Dwelling on Dwell Time

OPM Hack: Sierra Vista is a military town. Therefore, many of us have personal or family ties to the military. I’m sure that many of you were in the same boat I was during the summer of 2015 when we found out about the Office of Personnel Management (OPM) breach. Hackers had exfiltrated (the technical term used when hackers pilfer data) the personal information for almost 20 million people related to the security clearance background investigation applications. The attack occurred in two phases.  The first phase, called X1 by Congressional investigators, started in November, 2013.  OPM discovered it in May, 2014. The hackers had stolen very little documentation.  Before OPM could clean up the mess, the hacker obtained credentials and installed key-loggers and other malware to create a “backdoor” on May 7, 2014.  This second attack, known as X2, went unnoticed for over 11 months.  That boat I mentioned earlier? The one we were in together? It was leaking. And in the water? There were sharks.

How & How Long: While the sharks explored the OPM network they escalated their privileges so they had access to more and more information.  In December 2014, they plundered 4.2 million personnel records.  In March of 2015 they stole fingerprint data.  It wasn’t until mid-April 2015 that security personnel identified the unusual activity.  For over a year, the attackers had set up shop on the OPM network. Imagine how much damage an attacker can do to your organization with almost a year of dwell time!
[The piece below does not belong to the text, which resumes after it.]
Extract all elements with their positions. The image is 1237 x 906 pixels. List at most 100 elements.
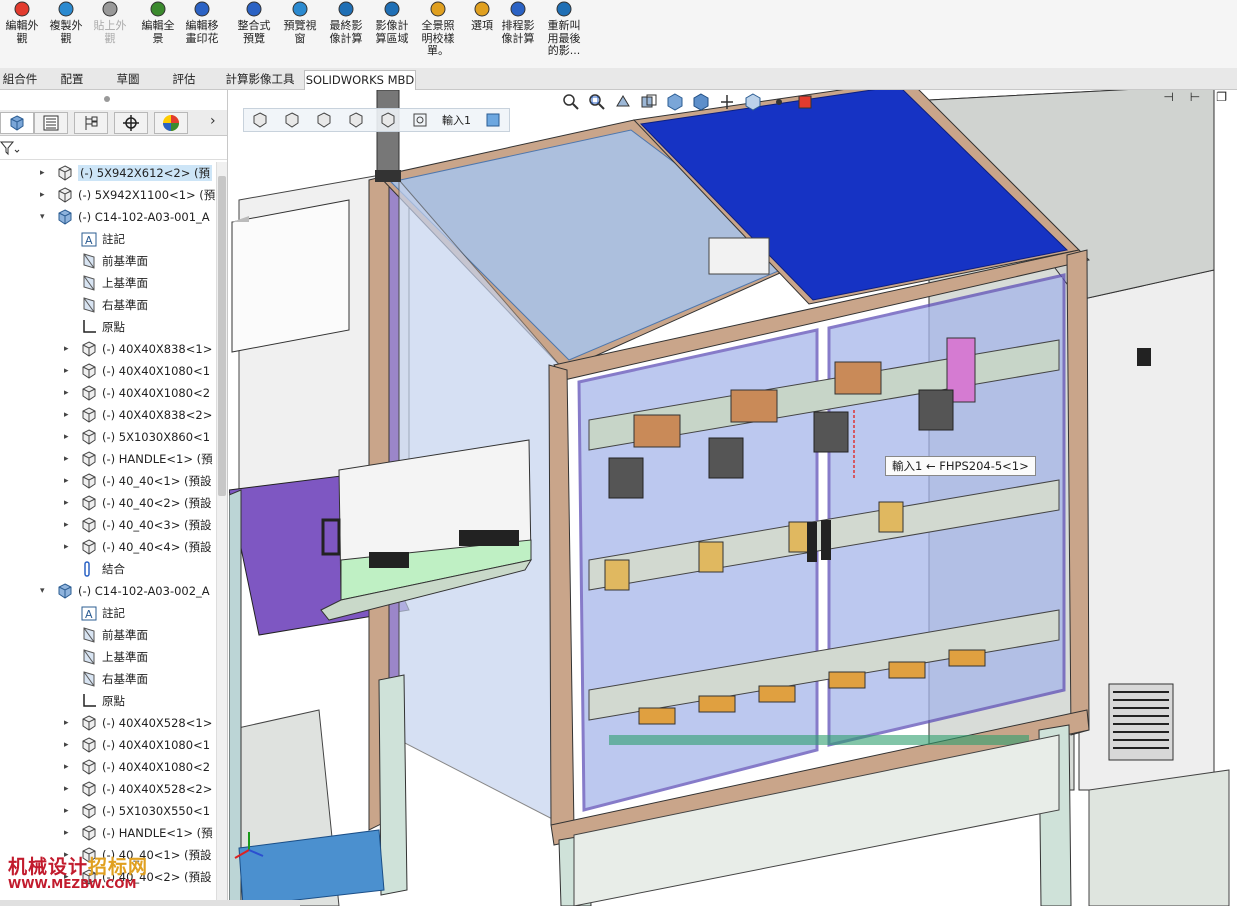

What is Dwell Time: Dwell time, AKA “the breach detection gap”, is the period of time between malware executing within a network, when it is detected, and when the hemorrhaging is stopped.  During this time, adversaries have access to your organizational assets. Certain types of malware and cyber-attacks require a great deal of dwell time to escalate privileges to achieve their objectives.  Detecting the presence of malware early is critical to minimizing damage and protecting your assets.  In the cyber ocean of malware, avoiding the sharks is ideal, but early detection is a must! According to Ponemon Institute’s 2017 Cost of Data Breach Study  (http://www.ponemon.org/research/ponemon-library/security/2017-cost-of-data-breach-study-united-states.html), there is a 25% increase in the average cost of a breach found after 30 days. 
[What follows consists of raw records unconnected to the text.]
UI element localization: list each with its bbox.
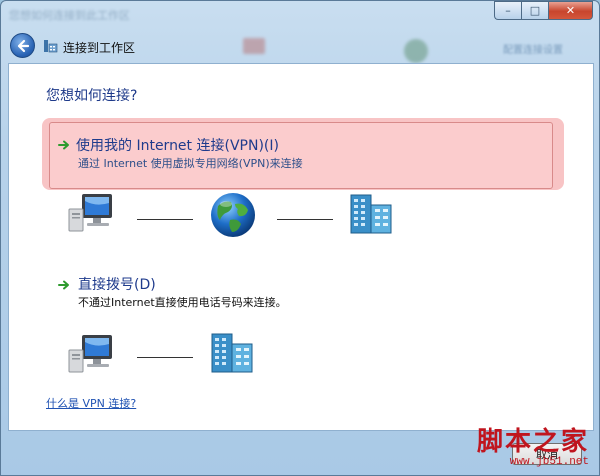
green-arrow-icon xyxy=(58,140,69,150)
back-button[interactable] xyxy=(10,33,35,58)
server-building-icon xyxy=(211,333,253,373)
server-building-icon xyxy=(350,194,392,234)
page-heading: 您想如何连接? xyxy=(46,88,138,104)
computer-icon xyxy=(68,194,112,232)
connect-workplace-window: 您想如何连接到此工作区 配置连接设置 – □ ✕ 连接到工作区 您想如何连接? … xyxy=(0,0,600,476)
network-workplace-icon xyxy=(44,40,58,53)
vpn-option-title[interactable]: 使用我的 Internet 连接(VPN)(I) xyxy=(76,135,279,155)
globe-internet-icon xyxy=(211,193,255,237)
connection-line xyxy=(137,219,193,220)
vpn-help-link[interactable]: 什么是 VPN 连接? xyxy=(46,395,136,411)
vpn-option-description: 通过 Internet 使用虚拟专用网络(VPN)来连接 xyxy=(78,157,303,170)
navigation-bar: 连接到工作区 xyxy=(1,31,599,63)
maximize-button[interactable]: □ xyxy=(521,1,548,20)
title-bar[interactable]: 您想如何连接到此工作区 配置连接设置 – □ ✕ xyxy=(1,1,599,63)
watermark-text: 脚本之家 xyxy=(476,427,589,457)
connection-line xyxy=(137,357,193,358)
back-arrow-icon xyxy=(17,39,29,52)
close-button[interactable]: ✕ xyxy=(548,1,593,20)
green-arrow-icon xyxy=(58,280,69,290)
content-pane: 您想如何连接? 使用我的 Internet 连接(VPN)(I) 通过 Inte… xyxy=(8,63,594,431)
window-title: 您想如何连接到此工作区 xyxy=(9,9,130,22)
wizard-title: 连接到工作区 xyxy=(63,41,136,55)
site-watermark: 脚本之家 www.jb51.net xyxy=(477,421,589,468)
window-controls: – □ ✕ xyxy=(494,1,593,20)
dialup-option-description: 不通过Internet直接使用电话号码来连接。 xyxy=(78,296,287,309)
minimize-button[interactable]: – xyxy=(494,1,521,20)
dialup-option-title[interactable]: 直接拨号(D) xyxy=(78,274,156,294)
computer-icon xyxy=(68,335,112,373)
connection-line xyxy=(277,219,333,220)
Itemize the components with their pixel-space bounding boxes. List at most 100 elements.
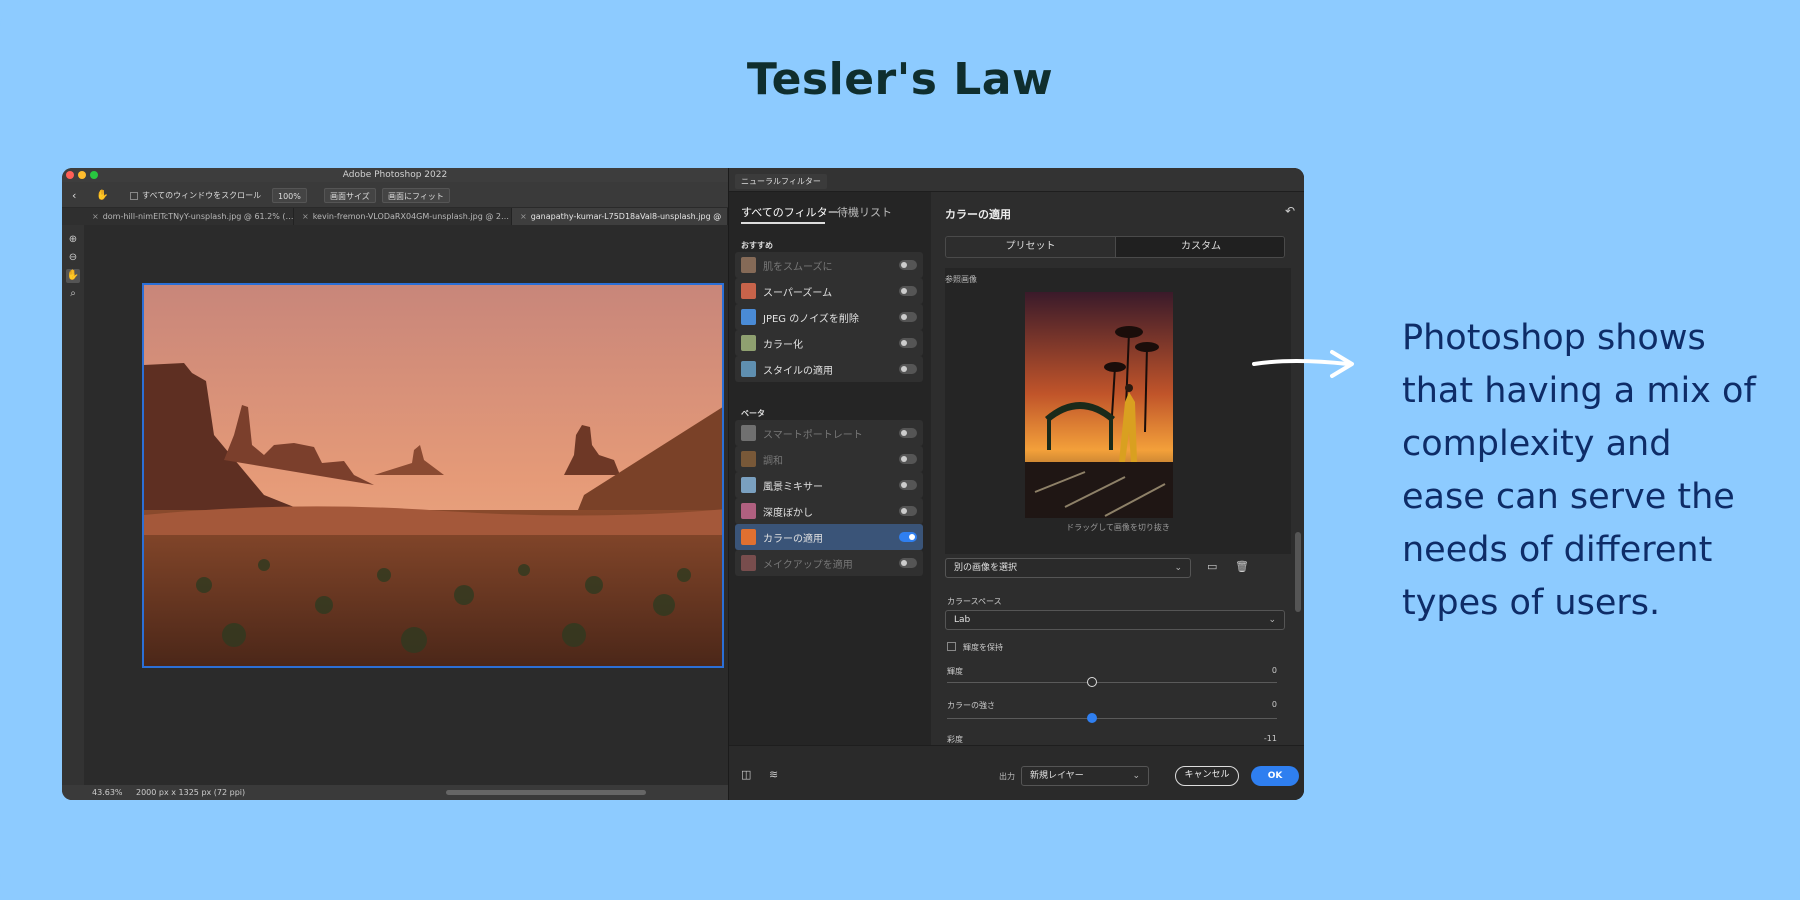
folder-icon[interactable]: ▭: [1207, 560, 1217, 573]
reference-image-box: 参照画像 ドラッグして画像を切り抜き: [945, 268, 1291, 554]
tools-panel: ⊕ ⊖ ✋ ⌕: [62, 225, 84, 785]
preset-tab[interactable]: プリセット: [946, 237, 1116, 257]
tab-underline: [741, 222, 825, 224]
filter-toggle[interactable]: [899, 312, 917, 322]
hand-icon[interactable]: ✋: [96, 188, 108, 203]
filter-label: スマートポートレート: [763, 430, 863, 441]
desert-photo: [142, 283, 724, 668]
neural-filters-header: ニューラルフィルター: [729, 168, 1304, 192]
color-space-label: カラースペース: [947, 597, 1002, 606]
filter-thumbnail-icon: [741, 555, 756, 571]
filter-toggle[interactable]: [899, 338, 917, 348]
filter-item[interactable]: 調和: [735, 446, 923, 472]
slider-knob-luminance[interactable]: [1087, 677, 1098, 687]
ok-button[interactable]: OK: [1251, 766, 1299, 786]
filter-item[interactable]: スマートポートレート: [735, 420, 923, 446]
chevron-down-icon: ⌄: [1268, 615, 1276, 625]
neural-filters-footer: ◫ ≋ 出力 新規レイヤー ⌄ キャンセル OK: [729, 745, 1304, 800]
desert-photo-image: [144, 285, 722, 666]
filter-thumbnail-icon: [741, 529, 756, 545]
neural-filters-panel: ニューラルフィルター すべてのフィルター 待機リスト おすすめ 肌をスムーズにス…: [728, 168, 1304, 800]
zoom-out-icon[interactable]: ⊖: [66, 251, 80, 265]
split-view-icon[interactable]: ◫: [741, 768, 751, 781]
chevron-left-icon[interactable]: ‹: [72, 188, 76, 203]
filter-item[interactable]: JPEG のノイズを削除: [735, 304, 923, 330]
document-tab-1[interactable]: × dom-hill-nimElTcTNyY-unsplash.jpg @ 61.…: [84, 208, 294, 225]
preserve-luminance-checkbox[interactable]: [947, 642, 956, 651]
filter-thumbnail-icon: [741, 477, 756, 493]
filter-label: 調和: [763, 456, 783, 467]
close-tab-icon[interactable]: ×: [520, 212, 527, 221]
close-tab-icon[interactable]: ×: [302, 212, 309, 221]
zoom-100-button[interactable]: 100%: [272, 188, 307, 203]
filter-toggle[interactable]: [899, 480, 917, 490]
color-space-value: Lab: [954, 615, 971, 625]
slide-card: Tesler's Law Adobe Photoshop 2022 ‹ ✋ すべ…: [0, 0, 1800, 900]
filter-item[interactable]: カラー化: [735, 330, 923, 356]
hand-tool-icon[interactable]: ✋: [66, 269, 80, 283]
output-label: 出力: [999, 772, 1015, 781]
scroll-all-windows-checkbox[interactable]: すべてのウィンドウをスクロール: [130, 188, 261, 203]
zoom-in-icon[interactable]: ⊕: [66, 233, 80, 247]
document-tab-2[interactable]: × kevin-fremon-VLODaRX04GM-unsplash.jpg @…: [294, 208, 512, 225]
filter-thumbnail-icon: [741, 257, 756, 273]
zoom-level[interactable]: 43.63%: [92, 785, 123, 800]
filter-item[interactable]: 肌をスムーズに: [735, 252, 923, 278]
filter-item[interactable]: スーパーズーム: [735, 278, 923, 304]
filter-toggle[interactable]: [899, 506, 917, 516]
filter-item[interactable]: 深度ぼかし: [735, 498, 923, 524]
fill-screen-button[interactable]: 画面にフィット: [382, 188, 450, 203]
close-window-button[interactable]: [66, 171, 74, 179]
filter-toggle[interactable]: [899, 364, 917, 374]
filter-thumbnail-icon: [741, 283, 756, 299]
preset-custom-toggle: プリセット カスタム: [945, 236, 1285, 258]
tab-label: dom-hill-nimElTcTNyY-unsplash.jpg @ 61.2…: [102, 212, 294, 221]
filter-toggle[interactable]: [899, 260, 917, 270]
filter-toggle[interactable]: [899, 558, 917, 568]
filter-item[interactable]: メイクアップを適用: [735, 550, 923, 576]
filter-list: すべてのフィルター 待機リスト おすすめ 肌をスムーズに スーパーズーム JPEG …: [729, 192, 931, 745]
cancel-button[interactable]: キャンセル: [1175, 766, 1239, 786]
slider-track-luminance[interactable]: [947, 682, 1277, 683]
filter-label: カラー化: [763, 340, 803, 351]
trash-icon[interactable]: 🗑: [1235, 560, 1249, 573]
chevron-down-icon: ⌄: [1174, 563, 1182, 573]
slider-knob-intensity[interactable]: [1087, 713, 1098, 723]
caption-text: Photoshop shows that having a mix of com…: [1402, 318, 1756, 623]
filter-item[interactable]: スタイルの適用: [735, 356, 923, 382]
filter-label: 深度ぼかし: [763, 508, 813, 519]
reference-image[interactable]: [1025, 292, 1173, 518]
custom-tab[interactable]: カスタム: [1116, 237, 1284, 257]
page-title: Tesler's Law: [746, 54, 1054, 105]
filter-toggle[interactable]: [899, 454, 917, 464]
horizontal-scrollbar[interactable]: [446, 790, 646, 795]
filter-toggle[interactable]: [899, 428, 917, 438]
minimize-window-button[interactable]: [78, 171, 86, 179]
slider-track-intensity[interactable]: [947, 718, 1277, 719]
fit-screen-button[interactable]: 画面サイズ: [324, 188, 376, 203]
output-dropdown[interactable]: 新規レイヤー ⌄: [1021, 766, 1149, 786]
reset-icon[interactable]: ↶: [1285, 204, 1295, 218]
layers-icon[interactable]: ≋: [769, 768, 778, 781]
filter-item[interactable]: 風景ミキサー: [735, 472, 923, 498]
filter-toggle[interactable]: [899, 286, 917, 296]
tab-all-filters[interactable]: すべてのフィルター: [741, 204, 839, 220]
maximize-window-button[interactable]: [90, 171, 98, 179]
scroll-all-label: すべてのウィンドウをスクロール: [142, 191, 262, 200]
color-space-dropdown[interactable]: Lab ⌄: [945, 610, 1285, 630]
output-value: 新規レイヤー: [1030, 771, 1084, 781]
reference-image-label: 参照画像: [945, 275, 977, 284]
document-info: 2000 px x 1325 px (72 ppi): [136, 788, 246, 797]
filter-item[interactable]: カラーの適用: [735, 524, 923, 550]
document-canvas[interactable]: [84, 225, 728, 785]
choose-image-dropdown[interactable]: 別の画像を選択 ⌄: [945, 558, 1191, 578]
slider-label-luminance: 輝度: [947, 667, 963, 676]
filter-toggle[interactable]: [899, 532, 917, 542]
magnifier-icon[interactable]: ⌕: [66, 287, 80, 301]
document-tabs: × dom-hill-nimElTcTNyY-unsplash.jpg @ 61.…: [62, 208, 728, 225]
filter-thumbnail-icon: [741, 335, 756, 351]
tab-waitlist[interactable]: 待機リスト: [837, 204, 892, 220]
settings-scrollbar[interactable]: [1295, 532, 1301, 612]
document-tab-3[interactable]: × ganapathy-kumar-L75D18aVal8-unsplash.jp…: [512, 208, 728, 225]
close-tab-icon[interactable]: ×: [92, 212, 99, 221]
A Chain-Link Fence: Hoping anti-virus and anti-malware programs will protect you against all of this is like hoping your chain-link fence will stop mosquitoes. Anti-malware detects “signatures” of known malicious files.  However, today’s malware can easily modify its signature thereby appearing normal to antivirus engines. And attackers are creating new, advanced malware daily. Avast, McAfee, and the gang still catch most simple malware, but you need more advanced security to protect yourself from the uglies.  Similarly, firewalls and intrusion detection systems are another layer of protection. OPM had those too. The big one still made it through. It wasn’t enough.

Protect Yourself: To protect your organization, consider installing endpoint detection “agents” on your laptops and servers.  Endpoint detection agents monitor your system for unusual activity and notify the security operations center.  Some tools even offer endpoint deception, where the attacker opens a “canary” file. We call this a cyber tripwire. The canary file traps the hacker in a virtual network separate from the real network. There the hacker may wander around investigating fake data and fake networks, unbeknownst to him (think of the holodeck on the U.S.S. Enterprise). Shortening the malware dwell time for your organization means reduced risk of a breach, of a malware outbreak, or of being trapped in a botnet scheme or ransomware.  Early detection sure is better than remediation!  Ask OPM, where they will spend over $350 million in credit monitoring services alone.